Columbia, formerly Wright’s Ferry, is a borough (town) in Lancaster County, Pennsylvania, 28 miles (45 km) southeast of Harrisburg on the east (left) bank of the Susquehanna River, across from Wrightsville and York County and just south of U.S. Route 30. The settlement was founded in 1726 by Colonial English Quakers from Chester County led by entrepreneur and evangelist John Wright. Establishment of the eponymous Wright’s Ferry, the first commercial Susquehanna crossing in the region, inflamed territorial conflict with neighboring Maryland but brought growth and prosperity to the small town, which was just a few votes shy of becoming the new United States’ capital. Though besieged for a short while by Civil War destruction, Columbia remained a lively center of transport and industry throughout the 19th century, once serving as a terminus of the Pennsylvania Canal. Later, however, the Great Depression and 20th-century changes in economy and technology sent the borough into decline. It is notable today as the site of one of the world’s few museums devoted entirely to horology.

A long and significant history, though the place is now just a pleasant small town.

On the map:


(#5) SE of Harrisburg, SW of Reading, between York and Lancaster

And not far from the Maryland state line (dotted on the map), which is to say, the Mason-Dixon line.

This is family territory for me. My mother’s mother grew up in rural Lancaster County, and my father and I grew up in suburbs and the countryside just to the west of Reading. Meanwhile, Lebanon PA is where Lebanon bologna comes from, and Hershey PA is where the chocolates come from.

The Lincoln Highway.
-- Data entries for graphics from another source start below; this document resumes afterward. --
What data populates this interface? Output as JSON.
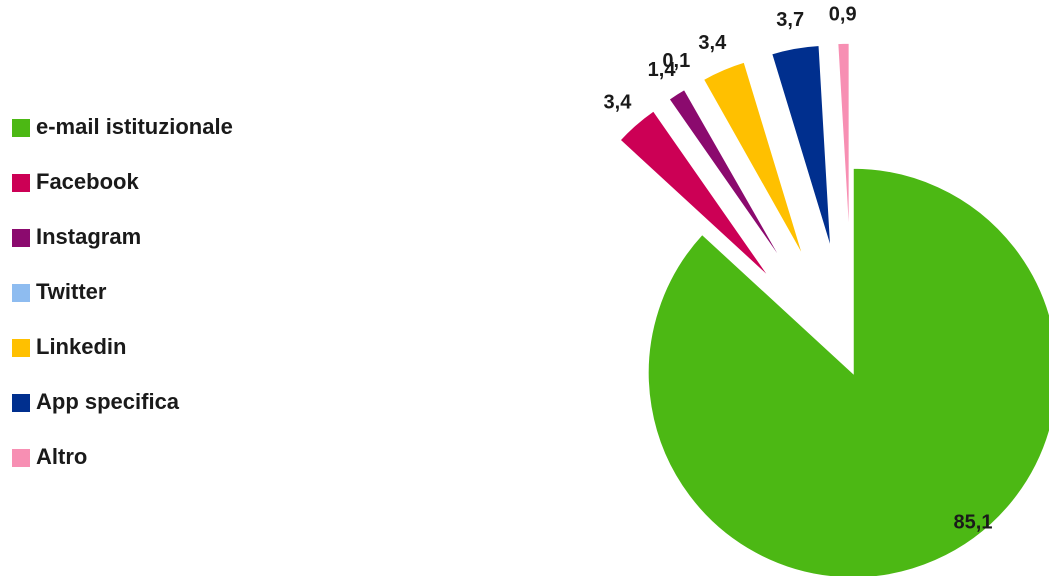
{
  "chart_data": {
    "type": "pie",
    "categories": [
      "e-mail istituzionale",
      "Facebook",
      "Instagram",
      "Twitter",
      "Linkedin",
      "App specifica",
      "Altro"
    ],
    "values": [
      85.1,
      3.4,
      1.4,
      0.1,
      3.4,
      3.7,
      0.9
    ],
    "value_labels": [
      "85,1",
      "3,4",
      "1,4",
      "0,1",
      "3,4",
      "3,7",
      "0,9"
    ],
    "colors": [
      "#4cb814",
      "#cc0055",
      "#8b0a6e",
      "#8ebcf0",
      "#ffc000",
      "#002f8e",
      "#f78fb3"
    ],
    "legend": "left"
  }
}
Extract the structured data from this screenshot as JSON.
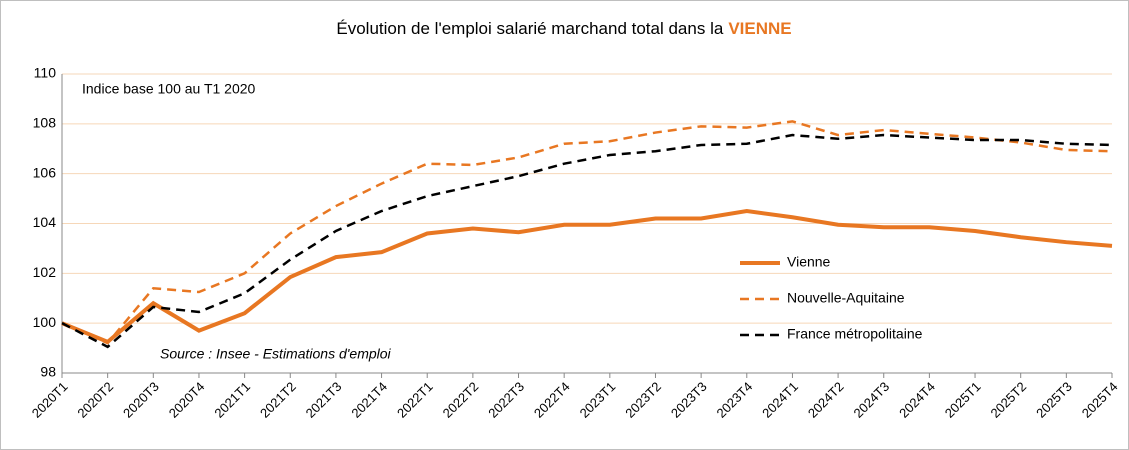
{
  "chart_data": {
    "type": "line",
    "title": "Évolution de l'emploi salarié marchand total dans la",
    "title_highlight": "VIENNE",
    "annotations": [
      "Indice base 100 au T1 2020",
      "Source : Insee - Estimations d'emploi"
    ],
    "categories": [
      "2020T1",
      "2020T2",
      "2020T3",
      "2020T4",
      "2021T1",
      "2021T2",
      "2021T3",
      "2021T4",
      "2022T1",
      "2022T2",
      "2022T3",
      "2022T4",
      "2023T1",
      "2023T2",
      "2023T3",
      "2023T4",
      "2024T1",
      "2024T2",
      "2024T3",
      "2024T4",
      "2025T1",
      "2025T2",
      "2025T3",
      "2025T4"
    ],
    "series": [
      {
        "name": "Vienne",
        "color": "#e87722",
        "dash": false,
        "values": [
          100,
          99.25,
          100.8,
          99.7,
          100.4,
          101.85,
          102.65,
          102.85,
          103.6,
          103.8,
          103.65,
          103.95,
          103.95,
          104.2,
          104.2,
          104.5,
          104.25,
          103.95,
          103.85,
          103.85,
          103.7,
          103.45,
          103.25,
          103.1
        ]
      },
      {
        "name": "Nouvelle-Aquitaine",
        "color": "#e87722",
        "dash": true,
        "values": [
          100,
          99.2,
          101.4,
          101.25,
          102.0,
          103.6,
          104.7,
          105.6,
          106.4,
          106.35,
          106.65,
          107.2,
          107.3,
          107.65,
          107.9,
          107.85,
          108.1,
          107.55,
          107.75,
          107.6,
          107.45,
          107.25,
          106.95,
          106.9
        ]
      },
      {
        "name": "France métropolitaine",
        "color": "#000000",
        "dash": true,
        "values": [
          100,
          99.05,
          100.65,
          100.45,
          101.2,
          102.55,
          103.7,
          104.5,
          105.1,
          105.5,
          105.9,
          106.4,
          106.75,
          106.9,
          107.15,
          107.2,
          107.55,
          107.4,
          107.55,
          107.45,
          107.35,
          107.35,
          107.2,
          107.15
        ]
      }
    ],
    "ylim": [
      98,
      110
    ],
    "yticks": [
      98,
      100,
      102,
      104,
      106,
      108,
      110
    ],
    "grid": true
  }
}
Columbia PA has another distinction, as a major stop on an early transcontinental highway, from over a hundred years ago (to put things in personal historical perspective, the highway was dedicated the year before my parents were born, and I’m an old man). From Wikipedia:


(#6) 1916 route map of the Lincoln Highway

The Lincoln Highway was one of the earliest transcontinental highways for automobiles across the United States of America. Conceived in 1912 by Indiana entrepreneur Carl G. Fisher, and formally dedicated October 31, 1913, the Lincoln Highway ran coast-to-coast from Times Square in New York City west to Lincoln Park in San Francisco, originally through 13 states: New York, New Jersey, Pennsylvania, Ohio, Indiana, Illinois, Iowa, Nebraska, Colorado, Wyoming, Utah, Nevada, and California. In 1915, the “Colorado Loop” was removed, and in 1928, a realignment relocated the Lincoln Highway through the northern tip of West Virginia. Thus, there are a total of 14 states, 128 counties, and more than 700 cities, towns and villages through which the highway passed at some time in its history.

… The Lincoln Highway was gradually replaced with numbered designations after the establishment of the U.S. Numbered Highway System in 1926, with most of the route becoming part of U.S. Route 30 from Pennsylvania to Wyoming. After the Interstate Highway System was formed in the 1950s, the former alignments of the Lincoln Highway were largely superseded by Interstate 80 as the primary coast-to-coast route from the New York City area to San Francisco.

 

One Response to “No vacancy”

  1. Robert Coren Says:

    One thing that puzzled me mightily about this strip was the phrase (repeated from the sign by Zippy) “Modern Rates”. What on earth is that supposed to mean?